Перелом

Она знала, что я не люблю журналистские штампы, и я знал, что ей нравится их использовать. «Мой любовник – вундеркинд», – сказала она однажды на унылой вечеринке, улучив момент тишины, и мужчины окружили ее стеной.

Она налила мне бокал чудесного «Château Lafite» 1961 года, которое кощунственно пила под что угодно – от икры до тушеных бобов. Когда она сюда переехала, мне показалось, что почти все ее имущество состояло из меховых шуб и ящиков с вином – все это она в одночасье унаследовала от своих родителей, погибших в Марокко во время землетрясения. Она продала шубы, поскольку считала, что они ее полнят, и принялась постепенно опорожнять содержимое драгоценных закромов, по поводу которых заламывали руки торговцы вином.

– Такое вино – это же капиталовложение, – в отчаянии говорил мне один из них.

– Но кто-то же должен его пить, – рассудительно парировала Джилли, вытаскивая пробку из второй бутылки «Cheval Blanc 61».

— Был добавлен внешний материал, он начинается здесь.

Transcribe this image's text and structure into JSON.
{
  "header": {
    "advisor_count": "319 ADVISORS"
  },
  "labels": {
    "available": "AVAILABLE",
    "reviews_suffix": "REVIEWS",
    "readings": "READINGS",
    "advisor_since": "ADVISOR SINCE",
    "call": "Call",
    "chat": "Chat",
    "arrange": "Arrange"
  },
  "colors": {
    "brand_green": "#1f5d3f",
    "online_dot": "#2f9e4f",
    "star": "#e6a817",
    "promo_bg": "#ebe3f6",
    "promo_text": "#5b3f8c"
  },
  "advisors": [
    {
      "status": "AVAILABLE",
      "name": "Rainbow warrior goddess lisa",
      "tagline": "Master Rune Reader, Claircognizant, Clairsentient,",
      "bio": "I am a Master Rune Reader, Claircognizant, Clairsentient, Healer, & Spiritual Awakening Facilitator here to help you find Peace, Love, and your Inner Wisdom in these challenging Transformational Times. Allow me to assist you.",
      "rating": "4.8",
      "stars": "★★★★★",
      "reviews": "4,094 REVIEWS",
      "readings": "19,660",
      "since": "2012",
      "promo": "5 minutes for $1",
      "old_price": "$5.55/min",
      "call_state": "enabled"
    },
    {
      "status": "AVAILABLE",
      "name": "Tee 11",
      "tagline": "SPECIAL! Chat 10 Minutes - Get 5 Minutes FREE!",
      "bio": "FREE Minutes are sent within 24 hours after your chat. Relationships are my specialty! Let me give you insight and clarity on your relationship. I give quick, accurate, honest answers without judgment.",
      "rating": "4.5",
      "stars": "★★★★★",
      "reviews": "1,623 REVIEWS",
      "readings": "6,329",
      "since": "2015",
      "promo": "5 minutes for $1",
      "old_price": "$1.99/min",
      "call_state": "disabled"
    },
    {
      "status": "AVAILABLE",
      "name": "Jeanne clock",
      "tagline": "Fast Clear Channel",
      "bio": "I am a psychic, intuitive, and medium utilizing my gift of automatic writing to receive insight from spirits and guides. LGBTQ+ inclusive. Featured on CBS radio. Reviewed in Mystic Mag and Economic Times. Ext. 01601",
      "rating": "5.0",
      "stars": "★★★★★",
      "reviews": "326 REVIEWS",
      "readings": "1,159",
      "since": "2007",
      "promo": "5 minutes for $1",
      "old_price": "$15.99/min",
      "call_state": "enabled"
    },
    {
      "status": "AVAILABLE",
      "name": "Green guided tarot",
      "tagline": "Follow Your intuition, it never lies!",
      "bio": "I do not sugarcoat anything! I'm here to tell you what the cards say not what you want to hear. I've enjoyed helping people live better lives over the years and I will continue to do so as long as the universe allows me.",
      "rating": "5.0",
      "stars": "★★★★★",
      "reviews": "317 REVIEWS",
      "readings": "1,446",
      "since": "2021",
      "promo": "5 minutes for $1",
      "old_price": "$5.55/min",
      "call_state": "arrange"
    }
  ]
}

Джилли благодаря своей бабушке была так богата, что ей было приятнее пить супер-пупер-вино, а не продавать его с прибылью, и развивать вкус к «Brand X»[7]. Она была удивлена, что я согласился, пока я не объяснил, что в этой квартире полно дорогущих предметов, так что выгоднее не жить в ней, а на ней зарабатывать, как я зарабатывал на заново отлакированной старине. Поэтому иногда, задрав ноги на обеденный, из орехового дерева испанский стол шестнадцатого века, при виде которого торговцы рыдали, упав на колени, мы пили ее вино из уотерфордских бокалов восемнадцатого века и смеялись над собой, потому что единственный разумный способ жить с какими бы то ни было сокровищами – это получать от них удовольствие.